Janos Raeder dropped the clipping back into the file. “Westlake’s body was cremated before anyone could get a look at it. The two patients and the guard who were killed, however, looked as through they had been savaged by timber wolves.” He looked up at nothing in particular. “They were all cremated, as well.” He faced Lyle. “It might be very interesting to find out what happened to all of the patients who survived. The belief among most lycanthropics is that a virus in the saliva is what transmits the disease.” Dr. Raeder tapped the glossy and said, “In any event, this is one of the most well documented modern cases of lycanthropic hysteria that exists.”

Lyle gestured at the photo with his hand. “Look at that increase in body mass, doctor. All that has to come from somewhere, doesn’t it? What’d he do, snack on an ox while they took the snapshots?”
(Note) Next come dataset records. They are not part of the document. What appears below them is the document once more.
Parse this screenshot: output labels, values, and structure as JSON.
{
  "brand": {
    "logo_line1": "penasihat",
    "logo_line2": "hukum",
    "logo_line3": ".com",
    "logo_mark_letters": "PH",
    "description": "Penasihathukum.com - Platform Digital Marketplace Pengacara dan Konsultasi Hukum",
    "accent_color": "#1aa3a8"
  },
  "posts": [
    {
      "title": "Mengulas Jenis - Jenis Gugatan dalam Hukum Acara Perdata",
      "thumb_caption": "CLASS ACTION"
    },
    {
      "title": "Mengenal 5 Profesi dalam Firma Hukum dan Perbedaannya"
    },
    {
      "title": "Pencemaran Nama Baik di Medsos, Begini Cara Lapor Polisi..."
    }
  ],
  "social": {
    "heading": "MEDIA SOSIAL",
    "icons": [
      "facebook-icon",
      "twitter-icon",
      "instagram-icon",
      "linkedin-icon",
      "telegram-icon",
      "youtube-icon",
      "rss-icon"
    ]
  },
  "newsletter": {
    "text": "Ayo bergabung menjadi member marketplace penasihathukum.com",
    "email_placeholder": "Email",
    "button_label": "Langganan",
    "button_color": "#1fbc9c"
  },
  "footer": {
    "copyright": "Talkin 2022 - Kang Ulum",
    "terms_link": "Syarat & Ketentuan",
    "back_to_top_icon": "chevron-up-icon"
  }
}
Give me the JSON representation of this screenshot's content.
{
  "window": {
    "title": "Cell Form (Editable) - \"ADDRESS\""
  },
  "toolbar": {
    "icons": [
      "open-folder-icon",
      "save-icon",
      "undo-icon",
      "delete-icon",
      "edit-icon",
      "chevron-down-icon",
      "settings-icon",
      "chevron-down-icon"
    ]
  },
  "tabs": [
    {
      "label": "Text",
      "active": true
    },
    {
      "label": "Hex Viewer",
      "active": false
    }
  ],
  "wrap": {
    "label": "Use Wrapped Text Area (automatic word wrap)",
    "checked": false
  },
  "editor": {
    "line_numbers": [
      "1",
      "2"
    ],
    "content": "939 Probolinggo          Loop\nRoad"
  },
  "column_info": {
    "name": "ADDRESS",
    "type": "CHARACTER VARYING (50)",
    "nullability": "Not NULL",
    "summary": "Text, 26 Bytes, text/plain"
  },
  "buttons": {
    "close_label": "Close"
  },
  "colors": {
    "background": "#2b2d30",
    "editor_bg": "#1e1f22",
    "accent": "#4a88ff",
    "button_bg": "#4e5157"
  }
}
Dr. Raeder looked up from the file and fixed Lyle with his eyes. “Here is a theory for you to consider: the quantum field is a Universe-wide matrix of energy and information. We are all parts of this matrix and you cannot alter any part of it without altering every other part in some manner. Changing or reinforcing a thought pattern is just such an alteration. The upshot of this is that if you believe strongly enough, your body will use every power available to it within the field to fulfill that belief. Energy convertible into mass can be drawn from the field. Are you familiar with the works of Deepak Chopra?”

“No.”

“In just one of his works, Ageless Body, Timeless Mind, he shows how one’s intentions can affect the quantum field such that an individual can increase or even reverse aging. Imagine the physiological changes—”

“Is this the guy who was on Oprah Winfrey’ some time back? I’m supposed to take pop science seriously?”

“No. As a scientist, Lyle, I expect you to investigate first, and only then form your conclusions.”

“Sorry”

Janos Raeder brushed away the apology and the question with a wave of his hand. “It doesn’t matter. Look, Lyle, there are the miracle cures from terminal diseases you mentioned, and the stigmata, what you called those freaks squirting blood from their palms. Think about the very real cases of stigmata we have on record. These cases are similar to lycanthropy in that they involve actual hysterical alteration of fluids and tissues simply on the basis of a very intense belief.” He tapped the print once more. “And this. It is a very real, very painful, and quite debilitating condition. It can’t be cured, as far as we know, but it can be arrested, much like compulsive gambling or alcoholism.”